Quickstart: Get Started with Observability

Last modified on 21-Apr-25

This quickstart walks you through enabling observability on a single dataset to help you explore Soda’s functionality as quickly as possible.

You will:

  • Create a Soda Cloud account
  • Connect a data source
  • Configure your first dataset to enable observability

đź’ˇ We recommend enabling observability for a single dataset that updates daily and has been in use for a while. This gives you more meaningful results, faster.

You can always update or remove the data source later—this is just a test connection to explore the platform.

Step 1: Create a Soda Cloud Account

  1. Go to cloud.soda.io and sign up for a Soda Cloud account. If you already have an account, log in.
  2. By default, Soda creates a Soda-hosted Agent for all new accounts. You can think of an Agent as the bridge between your data sources and Soda Cloud. A Soda-hosted Agent runs in Soda’s cloud and securely connects to your data sources to scan for data quality issues.
  3. If you are an admin and prefer to deploy your own agent, you can configure a self-hosted agent:

    • In Soda Cloud, go to your avatar > Agents
    • Click New Soda Agent and follow the setup instructions


soda-hosted-agent

Soda Agent Basics
A Soda Agent is a tool that empowers Soda Cloud users to securely access data sources to scan for data quality.
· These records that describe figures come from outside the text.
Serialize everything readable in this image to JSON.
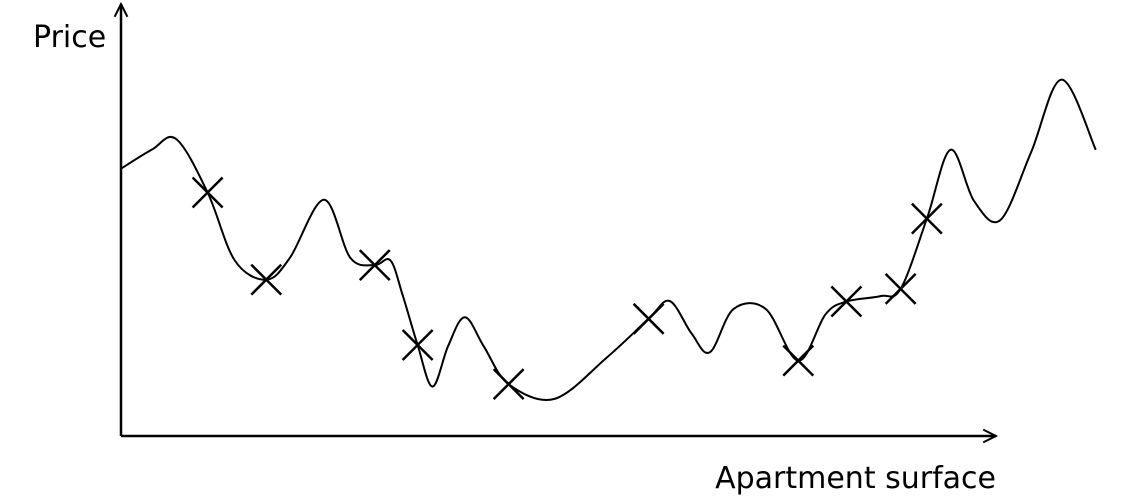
{
  "chart_data": {
    "type": "scatter",
    "title": "",
    "xlabel": "Apartment surface",
    "ylabel": "Price",
    "grid": false,
    "legend": "none",
    "points": [
      {
        "x": 0.099,
        "y": 0.902
      },
      {
        "x": 0.166,
        "y": 0.579
      },
      {
        "x": 0.29,
        "y": 0.633
      },
      {
        "x": 0.339,
        "y": 0.337
      },
      {
        "x": 0.443,
        "y": 0.192
      },
      {
        "x": 0.603,
        "y": 0.434
      },
      {
        "x": 0.774,
        "y": 0.279
      },
      {
        "x": 0.829,
        "y": 0.498
      },
      {
        "x": 0.891,
        "y": 0.545
      },
      {
        "x": 0.921,
        "y": 0.805
      }
    ],
    "fitted_curve": [
      {
        "x": 0.0,
        "y": 0.99
      },
      {
        "x": 0.035,
        "y": 1.06
      },
      {
        "x": 0.063,
        "y": 1.1
      },
      {
        "x": 0.099,
        "y": 0.902
      },
      {
        "x": 0.13,
        "y": 0.65
      },
      {
        "x": 0.166,
        "y": 0.579
      },
      {
        "x": 0.193,
        "y": 0.66
      },
      {
        "x": 0.232,
        "y": 0.875
      },
      {
        "x": 0.262,
        "y": 0.66
      },
      {
        "x": 0.29,
        "y": 0.633
      },
      {
        "x": 0.308,
        "y": 0.65
      },
      {
        "x": 0.322,
        "y": 0.52
      },
      {
        "x": 0.339,
        "y": 0.337
      },
      {
        "x": 0.356,
        "y": 0.183
      },
      {
        "x": 0.374,
        "y": 0.335
      },
      {
        "x": 0.393,
        "y": 0.44
      },
      {
        "x": 0.415,
        "y": 0.33
      },
      {
        "x": 0.443,
        "y": 0.192
      },
      {
        "x": 0.495,
        "y": 0.137
      },
      {
        "x": 0.555,
        "y": 0.29
      },
      {
        "x": 0.603,
        "y": 0.434
      },
      {
        "x": 0.627,
        "y": 0.5
      },
      {
        "x": 0.652,
        "y": 0.38
      },
      {
        "x": 0.673,
        "y": 0.31
      },
      {
        "x": 0.7,
        "y": 0.47
      },
      {
        "x": 0.737,
        "y": 0.47
      },
      {
        "x": 0.774,
        "y": 0.279
      },
      {
        "x": 0.805,
        "y": 0.45
      },
      {
        "x": 0.829,
        "y": 0.498
      },
      {
        "x": 0.868,
        "y": 0.518
      },
      {
        "x": 0.891,
        "y": 0.545
      },
      {
        "x": 0.921,
        "y": 0.805
      },
      {
        "x": 0.948,
        "y": 1.06
      },
      {
        "x": 0.975,
        "y": 0.87
      },
      {
        "x": 1.005,
        "y": 0.8
      },
      {
        "x": 1.04,
        "y": 1.05
      },
      {
        "x": 1.075,
        "y": 1.32
      },
      {
        "x": 1.114,
        "y": 1.06
      }
    ]
  }
}
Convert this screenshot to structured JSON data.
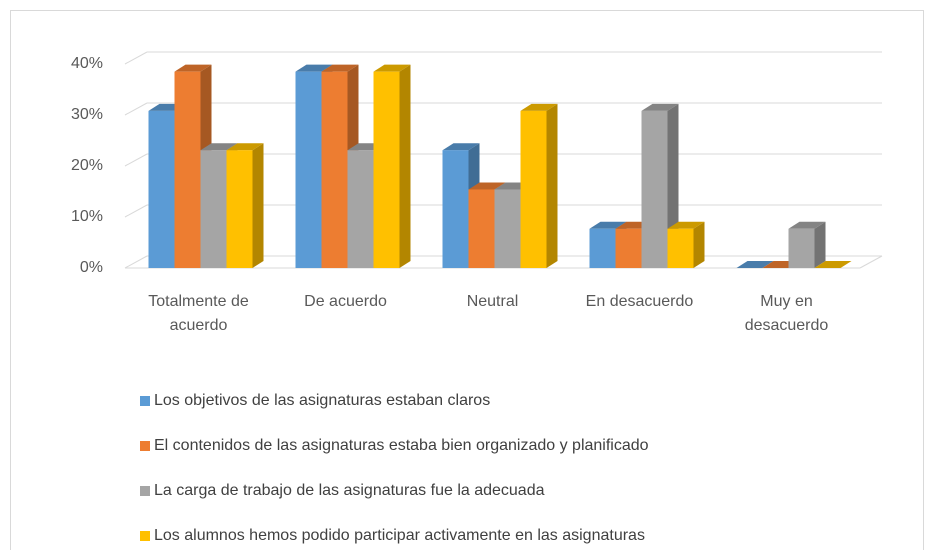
{
  "chart_data": {
    "type": "bar3d",
    "categories": [
      "Totalmente de acuerdo",
      "De acuerdo",
      "Neutral",
      "En desacuerdo",
      "Muy en desacuerdo"
    ],
    "series": [
      {
        "name": "Los objetivos de las asignaturas estaban claros",
        "color": "#5b9bd5",
        "values": [
          30.8,
          38.5,
          23.1,
          7.7,
          0
        ]
      },
      {
        "name": "El contenidos de las asignaturas estaba bien organizado y planificado",
        "color": "#ed7d31",
        "values": [
          38.5,
          38.5,
          15.4,
          7.7,
          0
        ]
      },
      {
        "name": "La carga de trabajo de las asignaturas fue la adecuada",
        "color": "#a5a5a5",
        "values": [
          23.1,
          23.1,
          15.4,
          30.8,
          7.7
        ]
      },
      {
        "name": "Los alumnos hemos podido participar activamente en las asignaturas",
        "color": "#ffc000",
        "values": [
          23.1,
          38.5,
          30.8,
          7.7,
          0
        ]
      }
    ],
    "ylim": [
      0,
      40
    ],
    "yticks": [
      {
        "value": 0,
        "label": "0%"
      },
      {
        "value": 10,
        "label": "10%"
      },
      {
        "value": 20,
        "label": "20%"
      },
      {
        "value": 30,
        "label": "30%"
      },
      {
        "value": 40,
        "label": "40%"
      }
    ],
    "grid": true,
    "legend": "bottom"
  }
}
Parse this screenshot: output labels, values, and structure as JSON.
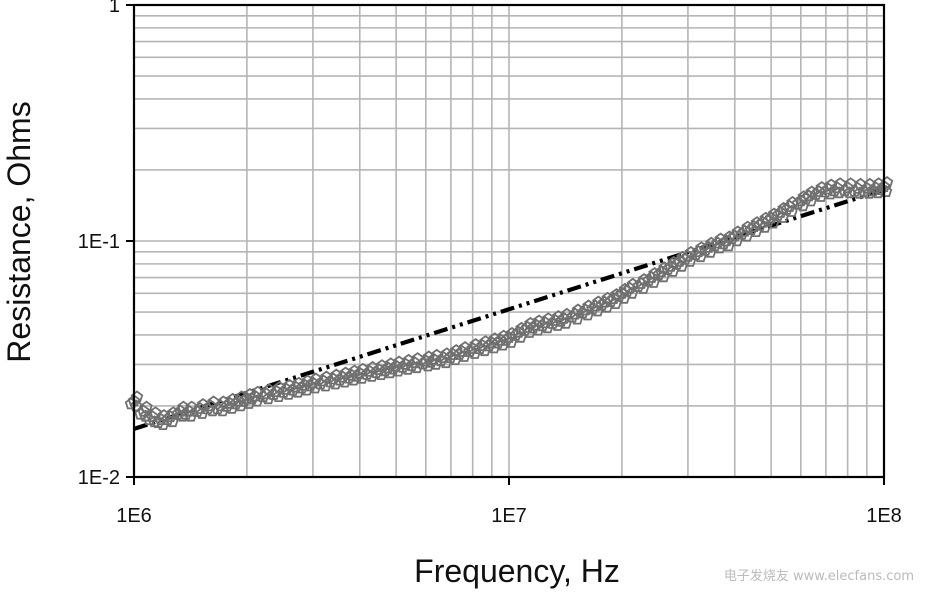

There are two types of Soda Agents:

  1. Soda-hosted Agent: This is an out-of-the-box, ready-to-use agent that Soda provides and manages for you. It’s the quickest way to get started with Soda as it requires no installation or deployment. It supports connections to specific data sources like BigQuery, Databricks SQL, MS SQL Server, MySQL, PostgreSQL, Redshift, and Snowflake. Soda-hosted agent (missing)
  2. Self-hosted Agent: This is a version of the agent that you deploy in your own Kubernetes cluster within your cloud environment (like AWS, Azure, or Google Cloud). It gives you more control and supports a wider range of data sources. Self-hosted agent (missing)

A Soda Agent is essentially Soda Library (the core scanning technology) packaged as a containerized application that runs in Kubernetes. It acts as the bridge between your data sources and Soda Cloud, allowing users to:

  • Connect to data sources securely
  • Run scans to check data quality
  • Create and manage no-code checks directly in the Soda Cloud interface

The agent only sends metadata (not your actual data) to Soda Cloud, keeping your data secure within your environment. Soda Agent basic concepts (missing)

Step 2: Add a Data Source

  1. In Soda Cloud, go to your avatar > Data Sources.
  2. Click New Data Source, then follow the guided steps to create the connection. Use the table below to understand what each field means and how to complete it:
  3. Complete the connection configuration. These settings are specific to each data source (PostgreSQL, MySQL, Snowflake, etc) and usually include connection details such as host, port, credentials, and database name.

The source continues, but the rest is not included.